Grüne fallen um: Resolution für Abschaffung der Studiengebühren findet keine Mehrheit

Frais: "SPÖ weiter für freien Studienzugang zu Fachhochschulen und Universitäten"

Linz (OTS) - "30 Jahre lang hat es in Österreich unter sozialdemokratischer Kanzlerschaft keine Studiengebühren gegeben. Erst ÖVP-Chef Schüssel hat diese unsoziale Zugangshürde im Wintersemester 2001/02 wieder eingeführt. In Oberösterreich hingegen ist es durch den Einsatz der Sozialdemokratie bislang gelungen den Zugang zu Fachhochschulen ohne Studiengebühren zu erhalten. Von diesem Prinzip sind ÖVP und Grüne in der Landesregierungssitzung am 15.01.2007 ausgeschert und haben sich geweigert, die SP-Resolution an den Bund zur Abschaffung der Uni-Studiengebühren mitzutragen. Für die ÖVP bedeutet das einen unseriösen Gebühren-Schlingerkurs zwischen Fachhochschulen und Universitäten - für die oberösterreichischen Grünen hingegen den Bruch des politischen Rückgrats", stellt SP-Klubobmann Dr. Karl Frais fest. Zu den jüngsten Aussagen von Vizekanzler Molterer erwidert der SP-Klubchef, dass ein Regierungsprogramm keinen Maulkorb und auch kein Denkverbot für Verbesserungsvorschläge darstellen dürfe.

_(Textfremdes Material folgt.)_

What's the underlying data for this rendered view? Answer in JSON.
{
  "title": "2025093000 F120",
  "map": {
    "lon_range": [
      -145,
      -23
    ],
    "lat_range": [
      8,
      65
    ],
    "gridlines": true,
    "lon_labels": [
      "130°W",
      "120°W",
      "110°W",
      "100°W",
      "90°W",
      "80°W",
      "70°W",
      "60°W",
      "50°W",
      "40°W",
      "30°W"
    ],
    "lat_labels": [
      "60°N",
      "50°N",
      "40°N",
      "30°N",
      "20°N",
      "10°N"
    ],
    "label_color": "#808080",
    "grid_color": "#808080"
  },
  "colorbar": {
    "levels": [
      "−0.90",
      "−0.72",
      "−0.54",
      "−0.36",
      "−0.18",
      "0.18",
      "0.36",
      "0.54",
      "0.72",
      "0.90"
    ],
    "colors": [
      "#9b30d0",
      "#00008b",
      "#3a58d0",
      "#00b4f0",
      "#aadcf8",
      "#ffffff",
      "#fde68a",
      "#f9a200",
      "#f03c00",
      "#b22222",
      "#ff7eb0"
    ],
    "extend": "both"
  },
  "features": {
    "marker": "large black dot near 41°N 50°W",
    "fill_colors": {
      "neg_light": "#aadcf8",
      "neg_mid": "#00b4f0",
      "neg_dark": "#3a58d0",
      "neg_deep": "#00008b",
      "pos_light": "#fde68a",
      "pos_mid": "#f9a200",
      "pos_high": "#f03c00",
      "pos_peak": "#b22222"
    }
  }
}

"Jetzt wo Schüssel nicht mehr Regierungschef ist, führen Pühringer und Anschober in Oberösterreich den Schüssel-Kurs fort", so Frais zur Weigerung von ÖVP/Grün in der Landesregierung die SP-Resolution gegen Studiengebühren zu unterstützen. "Wenn es um Temelin oder um den Global-Marshall-Plan geht, dann sind ÖVP und Grüne zu Resolutionen des Landes bereit, aber bei einer Materie wie den Studiengebühren, die von der Kompetenz her mindestens so nahe liegt, redet man sich auf Zuständigkeitsfragen aus. Zu diesem Zweck vergleicht Anschober sogar seine Rolle als Landesrat mit der eines Gemeinderatsmitglieds".

Anstatt das Zeitfenster zu nutzen und die kritischen Stimmen in der Bundes-ÖVP zu stärken, die einer Abschaffung der Studiengebühren zumindest offen entgegen sehen, hat sich die VP-Oberösterreich auf die Seite der Studiengebühren-Fundamentalisten geschlagen. "Auf der einen Seite betoniert sich die ÖVP mit fundamentalistischen Positionen ein, auf der anderen Seite wird versucht, die Geradlinigkeit Erich Haiders anzupatzen. Diese rückwärts gewandten Strategien werden vom grünen Koalitionspartner auch noch tatkräftig unterstützt. Daher gilt, was sich schon bei der erstmaligen Abschaffung der Studiengebühren im Jahr 1972 und bei der Einführung der studiengebührenfreien Fachhochschulen in Oberösterreich gezeigt hat: Die SPÖ hat und wird immer die Position des freien Hochschulzugangs vertreten, auch wenn die ÖVP auf Bundesebene die Umsetzung vorerst verhindert hat", schließt Frais.